A resident of Church Hill since 2004, Mathews worked as gallery manager at Quirk from its opening in 2005 until shortly after launching Era. One of the biggest, and most useful, takeaways from her experience at Quirk was managing the site’s online store. In 2009, she participated in a “pop-up yard sale,” and after that started to more seriously collect pieces, working towards the beginnings of her own business. She finally decided to go all-in earlier this year.
It took two months to hire a web designer and to procure the necessary licenses and permits; Era went online April 1st. She’s taken out no business loans (“everything I have I own”) and found a willing partner in her mother (she’s been a “huge asset”). Mathews has planned steady and incremental growth for Era. It’s “essentially, the only way I can do it risk free,” she said.

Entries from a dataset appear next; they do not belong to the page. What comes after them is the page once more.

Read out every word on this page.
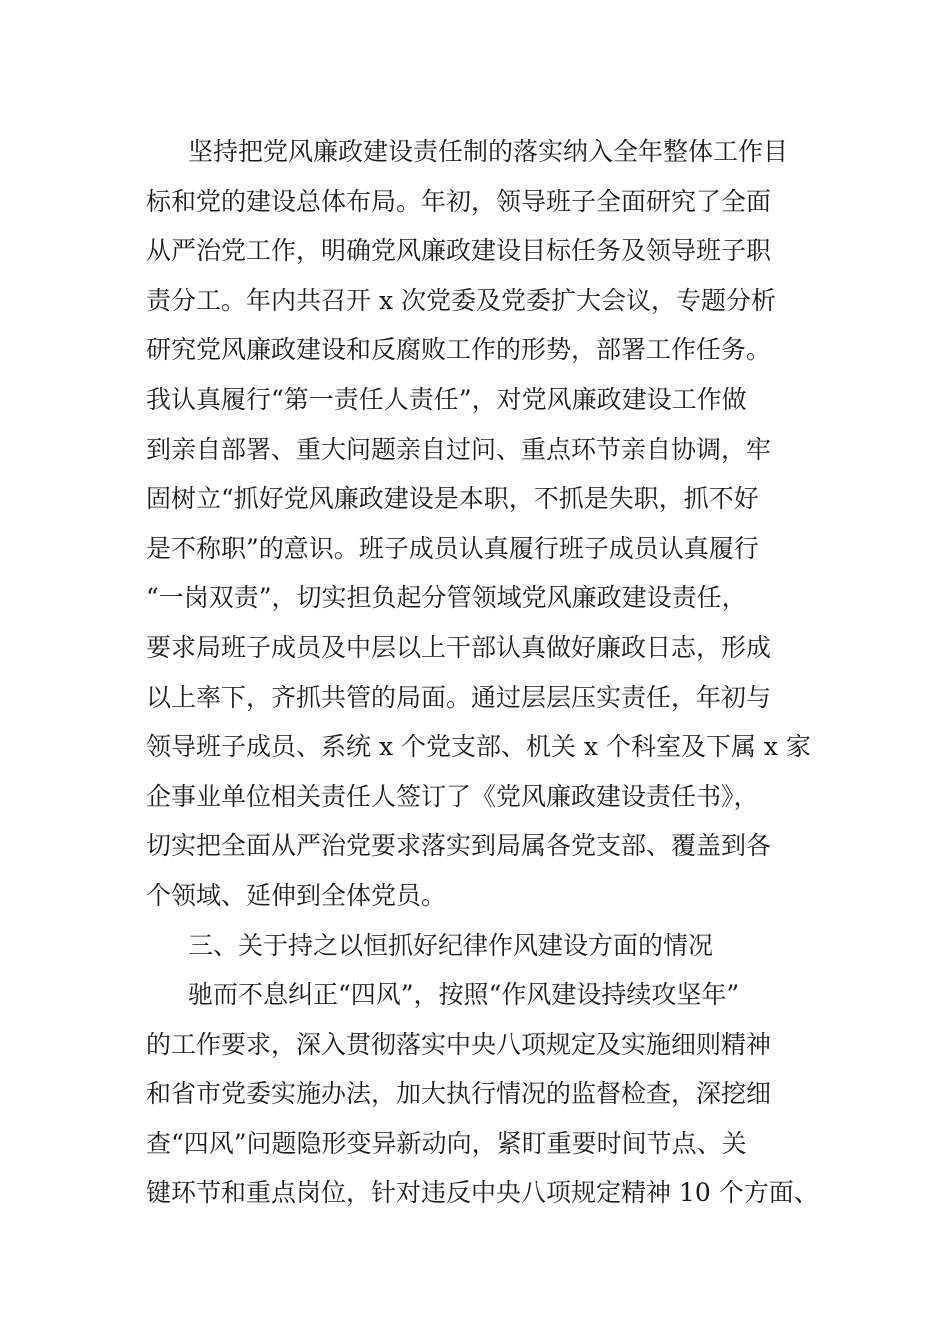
坚持把党风廉政建设责任制的落实纳入全年整体工作目
标和党的建设总体布局。年初，领导班子全面研究了全面
从严治党工作，明确党风廉政建设目标任务及领导班子职
责分工。年内共召开 x 次党委及党委扩大会议，专题分析
研究党风廉政建设和反腐败工作的形势，部署工作任务。
我认真履行“第一责任人责任”，对党风廉政建设工作做
到亲自部署、重大问题亲自过问、重点环节亲自协调，牢
固树立“抓好党风廉政建设是本职，不抓是失职，抓不好
是不称职”的意识。班子成员认真履行班子成员认真履行
“一岗双责”，切实担负起分管领域党风廉政建设责任，
要求局班子成员及中层以上干部认真做好廉政日志，形成
以上率下，齐抓共管的局面。通过层层压实责任，年初与
领导班子成员、系统 x 个党支部、机关 x 个科室及下属 x 家
企事业单位相关责任人签订了《党风廉政建设责任书》，
切实把全面从严治党要求落实到局属各党支部、覆盖到各
个领域、延伸到全体党员。
三、关于持之以恒抓好纪律作风建设方面的情况
驰而不息纠正“四风”，按照“作风建设持续攻坚年”
的工作要求，深入贯彻落实中央八项规定及实施细则精神
和省市党委实施办法，加大执行情况的监督检查，深挖细
查“四风”问题隐形变异新动向，紧盯重要时间节点、关
键环节和重点岗位，针对违反中央八项规定精神 10 个方面、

Initially she featured 100 items, but it’s since tripled and will likely continue to grow. Although currently limited to either shipping merchandise, onsite pick-ups, or select in-town deliveries, within a year Matthews hopes to have a storefront in the city. “I’d like to be in the East End.” Ideally, she wants to be in part of Richmond that’s “growing into itself,” like Church Hill or the newly created Arts District. “I’d like to think I can bring people to me if I can appeal to them.” To further Era’s reach in the meantime, Mathews uses social media.
“Social media is how I built Era before the site was launched.” She said that Era’s Tumblr is one of her most dependable sources of traffic, as is their Facebook page. She also regularly tweets about new items and has found unusual success with Instagram.
Most use the photo-based social network to share retro-filtered personal photos, but in Mathews’s case the service has been a boon for business. When she comes across an item that she intends to sell, she will post a photo of it to Instagram. She said that customers have been known to see an item on Instagram and immediately contact her to purchase it. “What better free way to advertise than that?” While Era’s principal demographic is the Richmond area, her adroit use of social media has landed her sales in Newport News, New York, and New Mexico.
When asked about leaving her full-time position at Quirk to invest in Era, she said the proposition was “terrifying.” Gone was the “same comfortable routine” that she had built for nearly seven years. “I don’t know what’s going to happen, which is scary,” she admitted. “But it’s also thrilling.”